Уже пятая по счету тарелка разбивалась о стену буквально в нескольких сантиметрах от головы Алексея, отца Хель. С неизменно невозмутимым выражением лица он пытался поговорить со своей женой. Несмотря ни на что – поговорить. Еще полчаса назад он был готов убить ее, как только увидит, но сейчас, собрав всю волю в кулак, он пытался с ней просто поговорить. Да что там поговорить, заговорить бы дала хоть раз… Собственно, число разбитых тарелок пока совпадало и с числом этих попыток.- Аня, да успокоишься ты, наконец? Может, хватит посуду переводить? Соседи сейчас полицию вызовут. Ты мне только скажи – какого хрена ты вытворяешь? Ты нормальная вообще?- А ты мной не командуй, ублюдок! Да какое ты право имеешь разговаривать со мной таким тоном?! – крик женщины прервался звоном, на этот раз чашки.

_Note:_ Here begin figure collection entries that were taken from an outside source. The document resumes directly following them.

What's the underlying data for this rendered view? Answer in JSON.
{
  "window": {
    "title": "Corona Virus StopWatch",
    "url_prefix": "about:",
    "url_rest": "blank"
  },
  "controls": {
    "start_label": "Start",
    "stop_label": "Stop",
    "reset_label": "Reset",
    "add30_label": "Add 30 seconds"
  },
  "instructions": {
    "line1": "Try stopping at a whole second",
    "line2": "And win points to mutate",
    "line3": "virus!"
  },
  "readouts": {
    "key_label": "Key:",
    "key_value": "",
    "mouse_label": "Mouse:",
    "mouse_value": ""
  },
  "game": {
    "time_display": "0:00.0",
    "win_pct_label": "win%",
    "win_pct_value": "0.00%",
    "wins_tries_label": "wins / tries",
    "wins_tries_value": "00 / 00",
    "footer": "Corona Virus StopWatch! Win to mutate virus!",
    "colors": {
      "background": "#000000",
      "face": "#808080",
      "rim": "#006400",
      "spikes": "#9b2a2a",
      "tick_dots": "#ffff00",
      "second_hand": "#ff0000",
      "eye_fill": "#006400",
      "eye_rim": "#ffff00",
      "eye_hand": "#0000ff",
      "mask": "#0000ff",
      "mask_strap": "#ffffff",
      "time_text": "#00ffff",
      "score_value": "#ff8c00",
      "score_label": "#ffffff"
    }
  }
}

Алексей даже задумался, начинать ему считать заново, или чашку можно посчитать за шестую тарелку? В конце концов, чашка была широкая, дочь из нее хлопья с молоком на завтрак ела, так что почти тарелка. Чашку, кстати, жалко.- Я, вообще-то, пока еще твой муж, - терпение имеет свойство заканчиваться, так что сейчас Алексей не выдержал и, схватив жену за запястья, прижал ее к стене. Анна Витальевна осталась не в восторге от подобных изменений в ситуации.- То-то и оно, что пока! Завтра же подаю на развод! Хватит, натерпелась!!- А у разбитого корыта остаться не боишься? Тебе-то в этом доме только шмотки и принадлежат.Анна шокировано посмотрела на мужа. Впервые на ее памяти он проявил характер, впервые повелся на ее провокации и вступил в конфликт, и… Впервые угрожал. Хотя было ли это угрозой? Усмешка на губах Алексея тоже была откровением для его жены. Прежде она никогда не видела его таким. Шок заставил женщину хоть немного успокоиться:- Леш, ты это серьезно? Леш, ты чего?..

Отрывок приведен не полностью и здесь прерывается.